Ruch – KS Częstochowa 4:0 (2:0)

Dla drużyny Ruchu Radzionków, która przed czterema dniami w Żarkach zapewniła sobie już awans do baraży o trzecią ligę, spotkanie z Klubem Sportowym z Częstochowy było przysłowiowym meczem o pietruszkę. Drużyna Ruchu wyszła na murawę bez kilku kluczowych zawodników w składzie, zabrakło między innymi Krzęciesy, Domańskiego i Sukera, a na łąwce rezerwowych usiedli Jankowski i Sobala, a także strzelec decydującej bramki w Żarkach – Cziba. Jednak wobec licznie zgromadzonej publiczności i od początku głośno dopingującego młyna, piłkarzom gospodarzy nie wypadało martwić się tylko tym, by nie nałapać niepotrzebnych kartek i nie nabawić się kontuzji, co zresztą w pełni się też udało – spotkanie okazało się być bardzo czyste, sędzia rzadko używał gwizdka, nie pokazał ani jednej kartki.
Mecz rozpoczął się od optycznej przewagi gości, którzy już na początku meczu pierwsi stanęli przed szansą wypracowania sobie groźnej sytuacji, ostatnie podanie przecięli jednak obrońcy Ruchu. Kilka minut później Kozieł głową strzelił metr nad bramką, a za chwilę tym samym odpowiedzieli goście. Od tego czasu zaczęła się uwidaczniać przewaga gospodarzy, goście kontrowali. Jednak tak, jak w tych akcjach z pierwszych minut meczu, albo brakowało ostatniego podania, albo strzały w bezpiecznej odległości dla bramkarzy mijały bramki. Aż wreszcie przyszła 21 minuta. Stojący bokiem do bramki Rudyk, przy asyście obrońcy zdołał głową zmienić tor lotu wrzucanej przez Trzcionkę piłki tak, że ta wpadła do siatki obok niepewnie interweniującego Różyckiego. Kopia tej akcji przyszła w 35 minucie. Tym razem wrzucał Kubik, a stojący kilka metrów przed bramką Kozieł nie miał żadnych problemów w pokonaniu pewną główką golkipera gości. W pierwszej połowie oglądaliśmy bodaj dwa celne strzały, i oba znalazły drogę do siatki. Na przerwę gospodarze schodzili z bezpiecznym dwubramkowym prowadzeniem.
Goście na drugą połowę wyszli z trzema nowym zawodnikami. Zmiany te nie przyniosły jednak widocznej metamorfozy gry drużyny z Częstochowy.

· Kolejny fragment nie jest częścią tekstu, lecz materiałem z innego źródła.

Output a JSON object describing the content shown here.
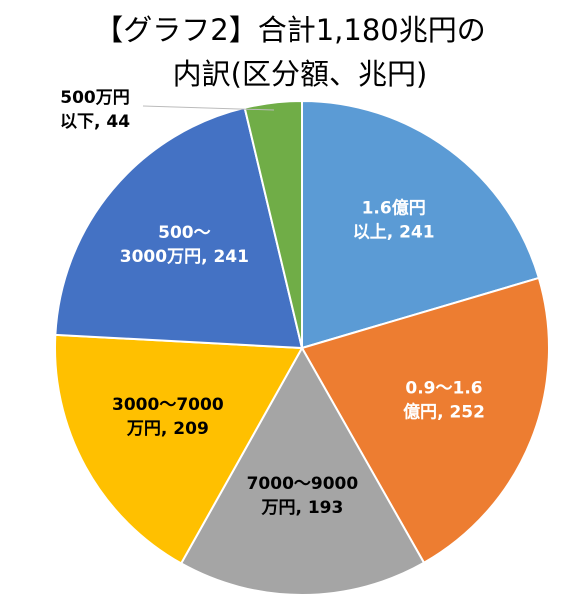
{
  "chart_data": {
    "type": "pie",
    "title": [
      "【グラフ2】合計1,180兆円の",
      "内訳(区分額、兆円)"
    ],
    "categories": [
      [
        "1.6億円",
        "以上"
      ],
      [
        "0.9～1.6",
        "億円"
      ],
      [
        "7000～9000",
        "万円"
      ],
      [
        "3000～7000",
        "万円"
      ],
      [
        "500～",
        "3000万円"
      ],
      [
        "500万円",
        "以下"
      ]
    ],
    "label_separator": ", ",
    "values": [
      241,
      252,
      193,
      209,
      241,
      44
    ],
    "colors": [
      "#5b9bd5",
      "#ed7d31",
      "#a5a5a5",
      "#ffc000",
      "#4472c4",
      "#70ad47"
    ],
    "label_colors": [
      "#ffffff",
      "#ffffff",
      "#000000",
      "#000000",
      "#ffffff",
      "#000000"
    ]
  }
}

Nadal z rzadka dochodzili oni do pozycji strzeleckiej, a gdy już taka się nadarzała, pudłowali. Na codzień rezerwowy bramkarz Ruchu mógł poczuć się zagrożony w tej połowie tylko raz, jednak w sukurs przyszła mu poprzeczka, a skuteczną dobitkę drużyny gości udaremnili obrońcy Cidrów.
Radzionkowianie powoli się rozkręcali. Przez pierwszy kwadrans drugiej połowy drużyna Ruchu sprawiała wrażenie, jakby w pełni zadowolona była z wyniku. Z czasem jednak kontry miejscowej drużyny stawały się coraz groźniejsze, aż wreszcie w 73 minucie, wykorzystując zamieszanie w polu karnym i błąd częstochowskiej defensywy, strzałem po ziemi z około piętnastu metrów piłkę po raz drugi wpakował do bramki gości Dawid Rudyk. Chwilę potem przed wyborną szansą stanęli znów gospodarze, gdy zawodnik gości zagrał ręką tuż przed polem karnym prawie na wprost bramki. Z rzutu wolnego zabrakło jednak strzału. Ale co się odwlecze… Dwie minuty później, w 77 minucie, przez pół boiska pędził z piłką wprowadzony po przerwie Cziba, i w sytuacji sam na sam z bramkarzem nie dał temu drugiemu szansy. Było już 4-0! Warto tu podkreślić bardzo dobrą decyzję sędziów, którzy, mimo że dwóch zawodników Ruchu mogło znajdować się na pozycji spalonej zauważali, że piłka adresowana była do wychodzącego prawidłowo zza obrońców strzelca czwartej bramki.
Po stracie czwartej bramki częstochowska drużyna zupełnie spasowała. Cidry zaś bez problemu zaczęły się przedostawać na przedpole bramki rywali. Brakowało jednak celnego strzału. Najlepszą okazję już w doliczonym czasie gry nie wykorzystał Cziba, który w sytuacji sam na sam z bramkarzem strzelił obok słupka.
Tym efektownym zwycięstwem Ruch powiększył swoją przewagę w końcowej tabeli ligowej do ośmiu punktów, gdyż drugi w tabeli zespół GKS-u Tychy przegrał swój mecz w Łabędach.